System Design · class diagram · MIT

Illustrates a basic dependency injection setup using interfaces, concrete classes, and a composition root, showcasing how a service depends on a singleton

Source: https://github.com/DevTeam/Pure.DI/blob/59be676eb57880ba0eebc809653965fcfd0908b7/readme/root-binding.md
Curated by DevTeam
Dependency Injection DI IoC Class Diagram Software Architecture Design Patterns Pure.DI

Mermaid source

---
 config:
  class:
   hideEmptyMembersBox: true
---
classDiagram
	DbConnection --|> IDbConnection
	OrderService --|> IOrderService
	Composition ..> OrderService : IOrderService OrderService
	OrderService o-- "Singleton" DbConnection : IDbConnection
	namespace Pure.DI.UsageTests.Basics.RootBindScenario {
		class Composition {
		<<partial>>
		+IOrderService OrderService
		}
		class DbConnection {
				<<class>>
			+DbConnection()
		}
		class IDbConnection {
			<<interface>>
		}
		class IOrderService {
			<<interface>>
		}
		class OrderService {
				<<class>>
			+OrderService(IDbConnection connection)
		}
	}

What this diagram shows

This class diagram depicts a fundamental dependency injection pattern.
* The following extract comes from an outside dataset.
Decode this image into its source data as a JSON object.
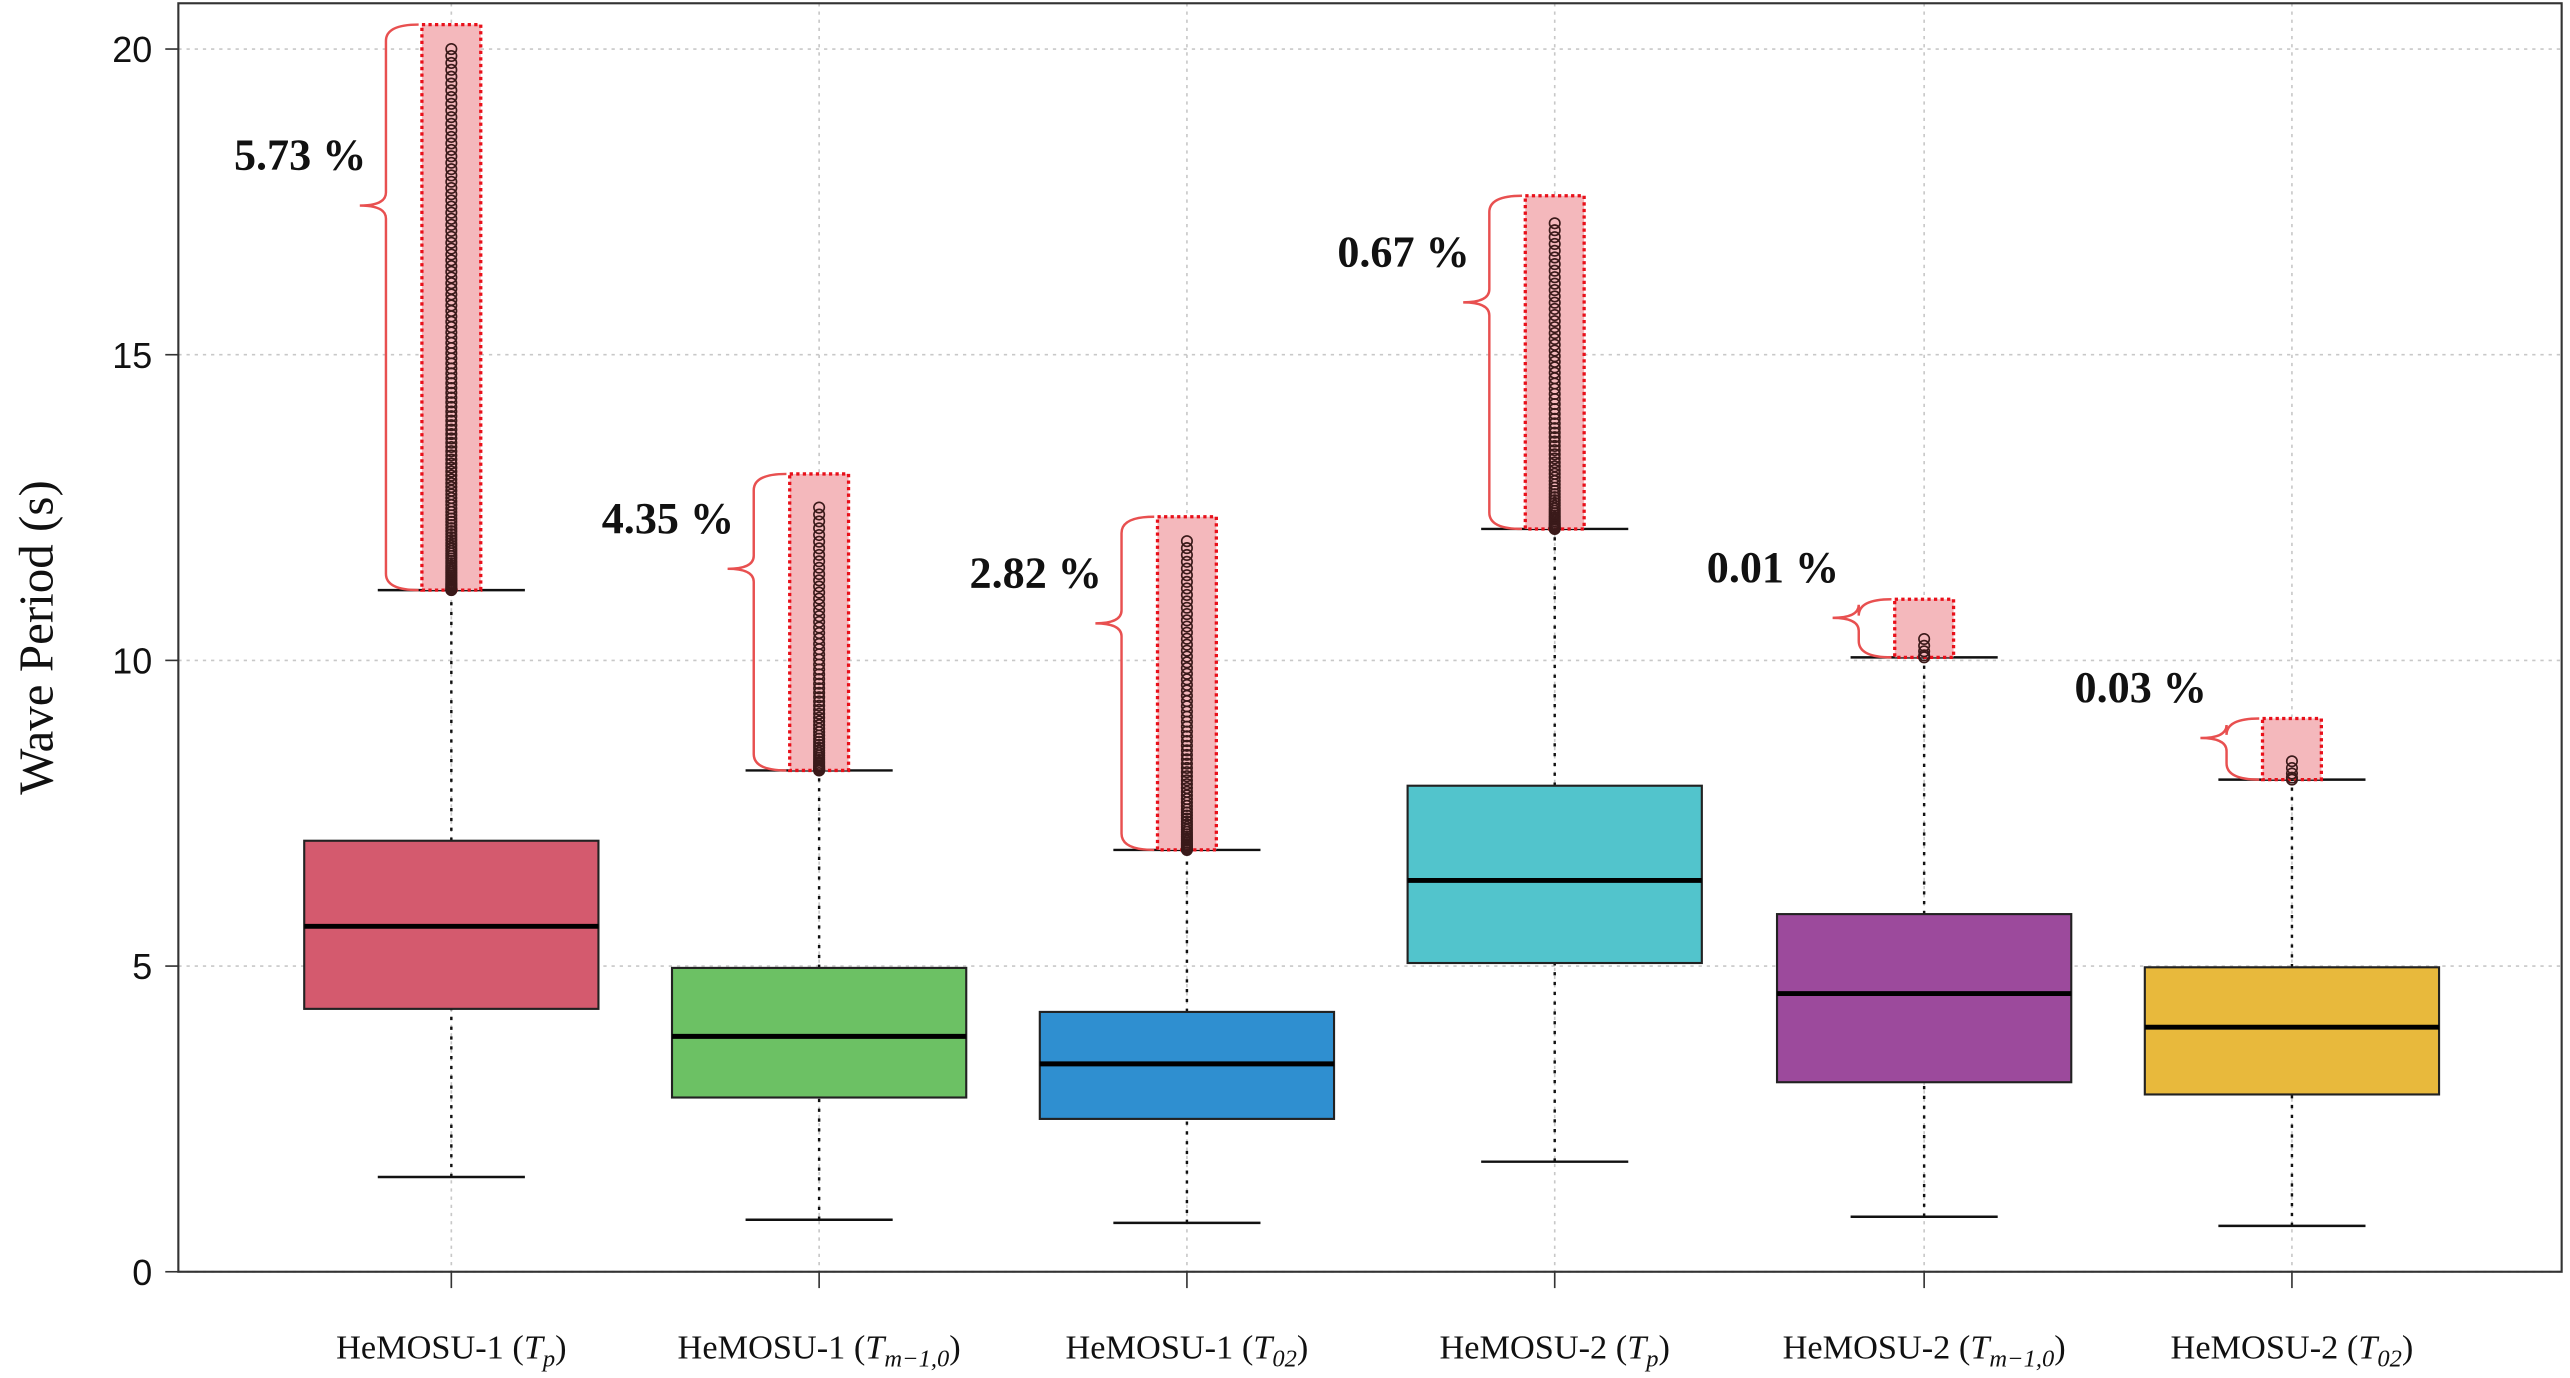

It shows OrderService depending on IDbConnection, with DbConnection as its concrete implementation. The Composition class acts as a composition root, responsible for resolving IOrderService and managing the DbConnection as a singleton.

When to use it

Use this diagram to explain core dependency injection principles, demonstrate how interfaces decouple components, or illustrate the role of a composition root in an application's startup. It's suitable for onboarding new developers to a DI-enabled codebase.

How to adapt it for your project

Modify the diagram to introduce more services and dependencies, change the scope of dependencies (e.g., from singleton to transient), or add different implementations for existing interfaces. You can also expand the Composition class to show more complex dependency graphs.